Suppose a resume consists of key/value pairs of strings. We need to support two operations —
- Each write(key, value) operation creates or updates a key with a new value, and returns an incremented integer vid i.e. version ID. A version ID represents a point in history, i.e. a snapshot of the entire resume
- Each read(vid) returns a key/value dictionary as a complete resume snapshot
- * In a realistic system, we also need a deleteVersion(vid) but no need to optimize for it
Single threaded system. Version 0 is an empty resume.
Q: design an efficient solution.
Q: after creating N versions via N write() operations, what’s the time and space complexity of next write()? What’s the time and space complexity of the next read()?
——-
Without loss of generality, Let’s say there are K fields in the resume version N. Note K <= N. I should have differentiated K vs N, which is useful for my clarity of thinking.
—Design-XR: O(1) write, O(N) read() to back-scan every version to construct an output hashmap.
I suggested memoization as a pracical ECO (equivalent-complexity optimization). How many percent of interviewers may appreciate? 50%?
—Design 5 in hind sight, optimized for read() at O(1). Write is O(K): Simple solution would snapshot entire vector [1] of all key/value pairs at each write(). Space complexity is bad (I now believe time complexity is more important.). Worst case is K==N as version1 creates key1, version 5 creates key5 etc.
[1] I disliked dict because vector is more space efficient. However, the requirement may say “return a hashmap”
Each write() clones the dict for a new vid and saves the new dict in a vector of pointers (!) . Therefore write() is O(K).
—My design 1 used a vector for each key. O(1) write(). However, my read() have to create a dict to be returned, on the fly in O(K). I accepted O(K) read is the theoretical limit focused on write() instead.

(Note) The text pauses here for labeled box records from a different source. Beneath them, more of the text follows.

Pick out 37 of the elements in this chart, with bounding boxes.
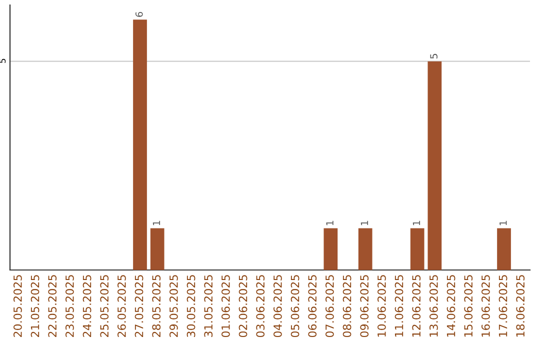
x-tick-label: 30.05.2025 bbox=[186, 275, 196, 337]
x-tick-label: 05.06.2025 bbox=[290, 275, 300, 338]
data-label: 1 bbox=[500, 220, 507, 226]
data-label: 1 bbox=[326, 220, 334, 226]
x-tick-label: 31.05.2025 bbox=[204, 275, 213, 337]
x-tick-label: 27.05.2025 bbox=[134, 275, 144, 337]
x-tick-label: 04.06.2025 bbox=[273, 275, 282, 338]
data-label: 1 bbox=[412, 220, 420, 226]
x-tick-label: 12.06.2025 bbox=[412, 275, 421, 337]
x-tick-label: 20.05.2025 bbox=[13, 275, 22, 337]
x-tick-label: 11.06.2025 bbox=[394, 275, 404, 337]
x-tick-label: 21.05.2025 bbox=[30, 275, 40, 337]
x-tick-label: 25.05.2025 bbox=[100, 275, 109, 337]
x-tick-label: 29.05.2025 bbox=[169, 275, 178, 337]
x-tick-label: 23.05.2025 bbox=[65, 275, 74, 337]
x-tick-label: 07.06.2025 bbox=[325, 275, 334, 338]
data-label: 1 bbox=[152, 220, 160, 226]
x-tick-label: 08.06.2025 bbox=[342, 275, 352, 338]
x-tick-label: 03.06.2025 bbox=[256, 275, 265, 338]
x-tick-label: 17.06.2025 bbox=[498, 275, 508, 337]
x-tick-label: 14.06.2025 bbox=[446, 275, 456, 337]
data-label: 6 bbox=[135, 12, 143, 17]
x-tick-label: 16.06.2025 bbox=[481, 275, 490, 337]
data-label: 1 bbox=[360, 220, 368, 226]
x-tick-label: 01.06.2025 bbox=[221, 275, 230, 338]
data-label: 5 bbox=[430, 54, 438, 58]
x-tick-label: 09.06.2025 bbox=[360, 275, 369, 338]
x-tick-label: 13.06.2025 bbox=[429, 275, 438, 337]
x-tick-label: 02.06.2025 bbox=[238, 275, 248, 338]
x-tick-label: 28.05.2025 bbox=[152, 275, 161, 337]
x-tick-label: 10.06.2025 bbox=[377, 275, 386, 337]
x-tick-label: 22.05.2025 bbox=[48, 275, 57, 337]
x-tick-label: 15.06.2025 bbox=[464, 275, 473, 337]
x-tick-label: 26.05.2025 bbox=[117, 275, 126, 337]
x-tick-label: 18.06.2025 bbox=[516, 275, 525, 337]
x-tick-label: 06.06.2025 bbox=[308, 275, 317, 338]
x-tick-label: 24.05.2025 bbox=[82, 275, 92, 337]
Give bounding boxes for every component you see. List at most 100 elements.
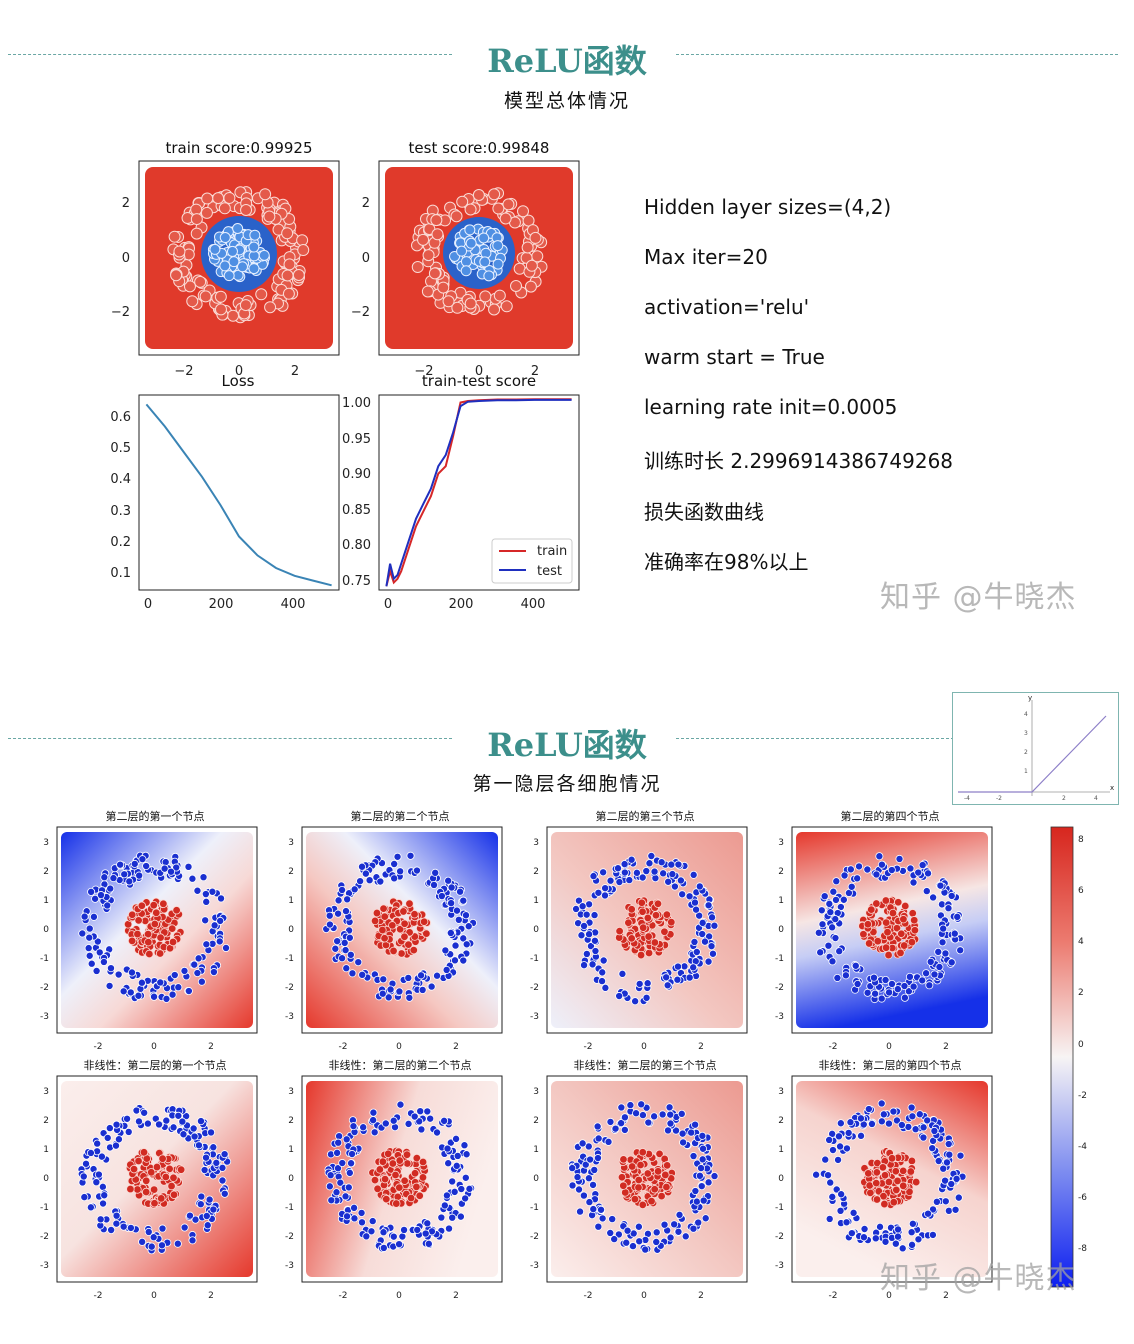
class-point: [405, 993, 414, 1002]
class-point: [415, 1117, 424, 1126]
y-tick: 0.3: [110, 504, 131, 519]
class-point: [653, 899, 663, 908]
class-point: [201, 890, 210, 899]
class-point: [400, 1176, 409, 1185]
class-point: [593, 1122, 602, 1131]
class-point: [444, 876, 453, 885]
class-point: [395, 925, 405, 934]
class-point: [853, 979, 862, 988]
class-point: [568, 1164, 577, 1173]
class-point: [120, 870, 129, 879]
class-point: [928, 1144, 937, 1153]
y-tick: -2: [775, 1232, 784, 1242]
class-point: [404, 973, 413, 982]
class-point: [448, 1177, 457, 1186]
class-point: [840, 871, 849, 880]
class-point: [578, 902, 587, 911]
class-point: [341, 1192, 350, 1201]
class-point: [951, 1205, 960, 1214]
class-point: [216, 916, 225, 925]
class-point: [340, 938, 349, 947]
class-point: [617, 1103, 626, 1112]
class-point: [891, 1239, 900, 1248]
class-point: [674, 1227, 683, 1236]
class-point: [248, 241, 260, 253]
y-tick: 1: [43, 1145, 49, 1155]
class-point: [877, 1099, 886, 1108]
class-point: [430, 214, 443, 227]
class-point: [409, 945, 418, 955]
class-point: [200, 206, 213, 219]
class-point: [670, 882, 679, 891]
class-point: [437, 892, 446, 901]
class-point: [635, 1237, 644, 1246]
class-point: [427, 982, 436, 991]
class-point: [85, 951, 94, 960]
plot-title: Loss: [222, 372, 255, 390]
class-point: [657, 858, 666, 867]
class-point: [86, 1203, 95, 1212]
x-tick: 0: [151, 1042, 157, 1052]
class-point: [691, 1120, 700, 1129]
x-tick: 2: [531, 364, 539, 379]
class-point: [620, 1113, 629, 1122]
class-point: [99, 1199, 108, 1208]
class-point: [650, 1112, 659, 1121]
class-point: [464, 297, 477, 310]
class-point: [138, 1237, 147, 1246]
class-point: [92, 1178, 101, 1187]
class-point: [388, 921, 397, 930]
class-point: [577, 931, 586, 940]
class-point: [416, 1107, 425, 1116]
class-point: [357, 1208, 366, 1217]
y-tick: -2: [40, 983, 49, 993]
outer-ring-points: [812, 1099, 967, 1253]
class-point: [220, 1189, 229, 1198]
class-point: [857, 1131, 866, 1140]
class-point: [638, 873, 647, 882]
class-point: [422, 249, 435, 262]
class-point: [103, 1133, 112, 1142]
class-point: [383, 1149, 393, 1159]
loss-plot: Loss 0.6 0.5 0.4 0.3 0.2 0.1 0 200 400: [110, 372, 340, 612]
relu-inset-plot: y x -4 -2 2 4 4 3 2 1: [952, 692, 1119, 805]
class-point: [334, 909, 343, 918]
class-point: [327, 1196, 336, 1205]
class-point: [150, 1199, 159, 1208]
class-point: [174, 1111, 183, 1120]
class-point: [826, 1178, 835, 1187]
class-point: [219, 232, 231, 244]
class-point: [670, 1220, 679, 1229]
class-point: [859, 930, 868, 939]
y-tick: 2: [362, 196, 370, 211]
class-point: [331, 944, 340, 953]
class-point: [194, 275, 207, 288]
class-point: [907, 1103, 916, 1112]
class-point: [860, 1225, 869, 1234]
class-point: [410, 910, 419, 919]
inset-frame: [952, 692, 1119, 805]
class-point: [359, 1123, 368, 1132]
class-point: [219, 260, 231, 272]
class-point: [488, 303, 501, 316]
class-point: [417, 1125, 426, 1134]
class-point: [379, 904, 388, 913]
class-point: [892, 1116, 901, 1125]
info-learning-rate: learning rate init=0.0005: [644, 395, 898, 419]
class-point: [456, 1212, 465, 1221]
class-point: [664, 877, 673, 886]
y-tick: 0.80: [342, 538, 371, 553]
class-point: [157, 1194, 166, 1203]
class-point: [142, 862, 151, 871]
class-point: [389, 1232, 398, 1241]
class-point: [824, 941, 833, 950]
class-point: [918, 861, 927, 870]
class-point: [119, 987, 128, 996]
class-point: [644, 932, 653, 941]
class-point: [147, 1242, 156, 1251]
y-tick: 1: [778, 896, 784, 906]
class-point: [632, 1109, 641, 1118]
class-point: [372, 908, 382, 918]
class-point: [687, 1128, 696, 1137]
class-point: [126, 1184, 135, 1194]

I was convinced this was the theoretically limit for read() complexity, because I was thinking of network serialization — either my system or client system need to iterate over all fields of the resume. Now in hind sight I feel interviewer was thinking in java mode — to return entire dict by reference is O(1) rather than O(K) … I didn’t get his hint when he said O(K) read was not really theoretical limit.
—My design 2 is a minor optimization to remove the cloning of unchanged values. I thought I was on to something efficient but in java (and python?), all strings are copied by reference so my optimization is meaningless in java.
—My design 3 is lazy write. So write() only appends to one of the K vectors. The other K-1 vectors are updated only when needed by a later read() or write(). Amortized cost?
This O(1) write() and O(?) read() complexity can be emulated and superceded by …
—My design 4 used a RBTrees (small trees) for each key to optimize for frequent write() at O(1) : Each write appends on one tree. STL insert with hint is O(1). No such feature in java or python.
Read() would construct a new hashmap and return it. Time complexity is discussed shortly.
[ Design 4b would use a separate vector of Record{vid, value} to replace the small tree for each key. Vector append is O(1). ]
Read(vid) requires binary search for vid in each [3] of the K trees:
Aha — After N updates, total node count across all K trees is N, so for a given read(vid) even a naive search would not exceed O(N).
If needed, I can also maintain at O(1) cost a “replay vector of originals” i.e. original {key, value} from each write(). We can use this vector for replay, discussed shortly.
[3] Q1: Can we avoid scanning all K trees when vid is small or K is much smaller than N ?
A: Like rebus, let’s maintain a separate vector (or RBTree) “birthday” holding records {vid, pointer to a single small tree}. Birthday expands (O(1)) by one element whenever a new small-tree is born i.e. new key is created. My read(vid=55) would binary-search in this birthday data structure using vid to locate the last-born small-tree before version 55, and then iterate backward to visit each small tree born before version 55. This optimized read() uses binary-search throughout to eliminate unnecessary linear search.
Q1b: Worst case read(): K == N i.e. every write() creates a new key. So read() is still O(N)?
A: read() can become O(A) where A:=difference between queried vid and any smaller vid previously cached.
A: If we find out in practice K is close to N, we can use additional data structure to memoize previous read(vid) results i.e. the new hashmaps. I can use a sparse vector of records {pointer to read(vid) result}, indexed by vid. Each read() would save, at O(1) cost [4], the result in this memoization vector. For the next read(vid=77) I would use binary search in this memoization vector to find the closest lower neighbor (eg 55), then replay from vid=77 towards 55, using XR’s algorithm.
[4] see my blogpost on memoization keyed by auto-increment id
Note RBTree supports efficient deletion from both birthday tree + small tree.
— After thoughts .. Now i feel a big string representing the entire resume is still under 100KB. However I assumed were were talking about millions of fields of gigabytes each ! Practical algorithm design is based on real world requirements, not unbounded data volume
For a long time I was confused and assumed that each write() could update multiple key/value pairs. Under pressure, it was hard for me to extract myself, unlearn that assumption and start afresh.
(Obvious lesson) Need to optimize for either read or write, not both.